A partir de los antecedentes del proceso, incluidos informes psicológicos del Programa PRAIS, el tribunal dio por acreditado que las experiencias traumáticas sufridas generaron en la víctima un trastorno de estrés postraumático crónico, trastorno de ansiedad generalizada con crisis de pánico, delirio de persecución y severos trastornos del sueño con pesadillas recurrentes, secuelas que persisten hasta el presente y condicionan de forma relevante su vida diaria y su bienestar psíquico.
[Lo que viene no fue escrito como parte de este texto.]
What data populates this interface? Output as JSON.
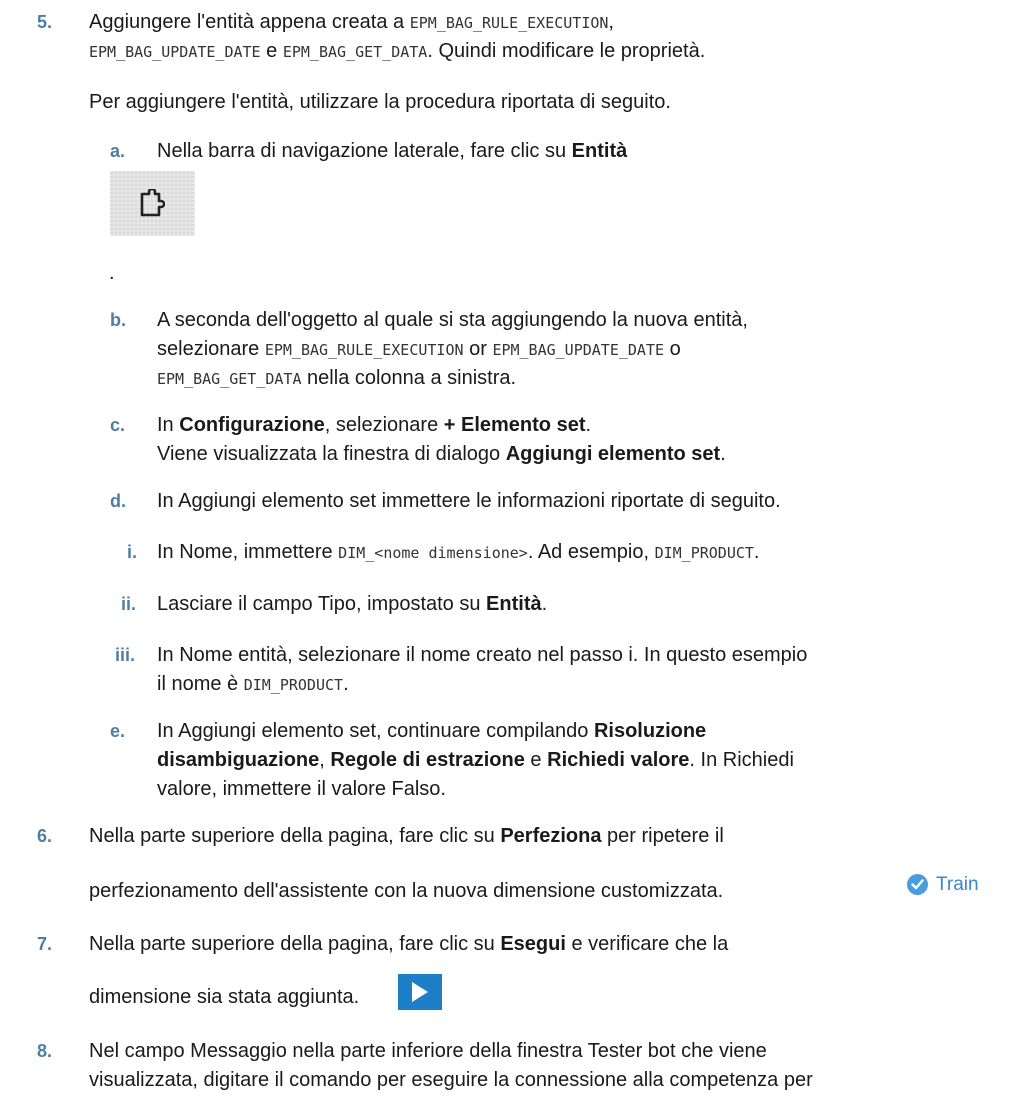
{
  "steps": {
    "s5": {
      "num": "5.",
      "line1_a": "Aggiungere l'entità appena creata a ",
      "line1_code": "EPM_BAG_RULE_EXECUTION",
      "line1_b": ",",
      "line2_code1": "EPM_BAG_UPDATE_DATE",
      "line2_a": " e ",
      "line2_code2": "EPM_BAG_GET_DATA",
      "line2_b": ". Quindi modificare le proprietà.",
      "intro": "Per aggiungere l'entità, utilizzare la procedura riportata di seguito.",
      "a": {
        "num": "a.",
        "text": "Nella barra di navigazione laterale, fare clic su ",
        "bold": "Entità",
        "icon": "puzzle-piece-icon",
        "after": "."
      },
      "b": {
        "num": "b.",
        "line1": "A seconda dell'oggetto al quale si sta aggiungendo la nuova entità,",
        "line2_a": "selezionare ",
        "line2_code1": "EPM_BAG_RULE_EXECUTION",
        "line2_b": " or ",
        "line2_code2": "EPM_BAG_UPDATE_DATE",
        "line2_c": " o",
        "line3_code": "EPM_BAG_GET_DATA",
        "line3_a": " nella colonna a sinistra."
      },
      "c": {
        "num": "c.",
        "l1_a": "In ",
        "l1_b1": "Configurazione",
        "l1_c": ", selezionare ",
        "l1_b2": "+ Elemento set",
        "l1_d": ".",
        "l2_a": "Viene visualizzata la finestra di dialogo ",
        "l2_b": "Aggiungi elemento set",
        "l2_c": "."
      },
      "d": {
        "num": "d.",
        "text": "In Aggiungi elemento set immettere le informazioni riportate di seguito.",
        "i": {
          "num": "i.",
          "a": "In Nome, immettere ",
          "code1": "DIM_<nome dimensione>",
          "b": ". Ad esempio, ",
          "code2": "DIM_PRODUCT",
          "c": "."
        },
        "ii": {
          "num": "ii.",
          "a": "Lasciare il campo Tipo, impostato su ",
          "bold": "Entità",
          "c": "."
        },
        "iii": {
          "num": "iii.",
          "line1": "In Nome entità, selezionare il nome creato nel passo i. In questo esempio",
          "line2_a": "il nome è ",
          "code": "DIM_PRODUCT",
          "line2_b": "."
        }
      },
      "e": {
        "num": "e.",
        "l1_a": "In Aggiungi elemento set, continuare compilando ",
        "l1_b": "Risoluzione",
        "l2_b1": "disambiguazione",
        "l2_a": ", ",
        "l2_b2": "Regole di estrazione",
        "l2_c": " e ",
        "l2_b3": "Richiedi valore",
        "l2_d": ". In Richiedi",
        "l3": "valore, immettere il valore Falso."
      }
    },
    "s6": {
      "num": "6.",
      "l1_a": "Nella parte superiore della pagina, fare clic su ",
      "l1_b": "Perfeziona",
      "l1_c": " per ripetere il",
      "l2": "perfezionamento dell'assistente con la nuova dimensione customizzata.",
      "button_label": "Train",
      "button_icon": "check-circle-icon"
    },
    "s7": {
      "num": "7.",
      "l1_a": "Nella parte superiore della pagina, fare clic su ",
      "l1_b": "Esegui",
      "l1_c": " e verificare che la",
      "l2": "dimensione sia stata aggiunta.",
      "button_icon": "play-icon"
    },
    "s8": {
      "num": "8.",
      "l1": "Nel campo Messaggio nella parte inferiore della finestra Tester bot che viene",
      "l2": "visualizzata, digitare il comando per eseguire la connessione alla competenza per"
    }
  },
  "colors": {
    "step_number": "#4f7ea3",
    "train_button_text": "#3a86c8",
    "play_button_bg": "#1d7fc8"
  }
}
Considerando la juventud del actor al momento de los hechos, la extrema gravedad de las torturas padecidas, la duración de la privación de libertad, las secuelas psíquicas permanentes acreditadas, el riesgo vital experimentado y el impacto del exilio forzado en su biografía, la Corte estimó que la suma de $90.000.000.- fijada por el tribunal de primera instancia no resulta desproporcionada ni excesiva, aun atendida la jurisprudencia existente en casos similares.

Asimismo, el fallo precisó que la indemnización se reajustará conforme a la variación del Índice de Precios al Consumidor entre la fecha en que la sentencia quede firme y ejecutoriada y el mes que preceda a su pago efectivo, devengando intereses corrientes desde que el Fisco incurra en mora, esto es, una vez transcurridos sesenta días desde la recepción del oficio que acompañe copia autorizada de la sentencia ejecutoriada, conforme a lo dispuesto en el artículo 752 del Código de Procedimiento Civil.

Por las consideraciones expuesta, la Corte de Santiago resolvió confirmar la sentencia apelada que condenó al Fisco de Chile a indemnizar al demandante por el daño moral derivado de las violaciones a sus derechos humanos sufridas durante la dictadura.

La abogada integrante Catalina Infante previno que estuvo por rebajar la indemnización a $50.000.000.-, ya que, si bien se acreditó una lesión de especial intensidad derivada de los hechos, la determinación del daño moral debe atender a criterios de prudencia, equidad y proporcionalidad, procurando mantener correspondencia con las indemnizaciones fijadas por la propia Corte en casos semejantes.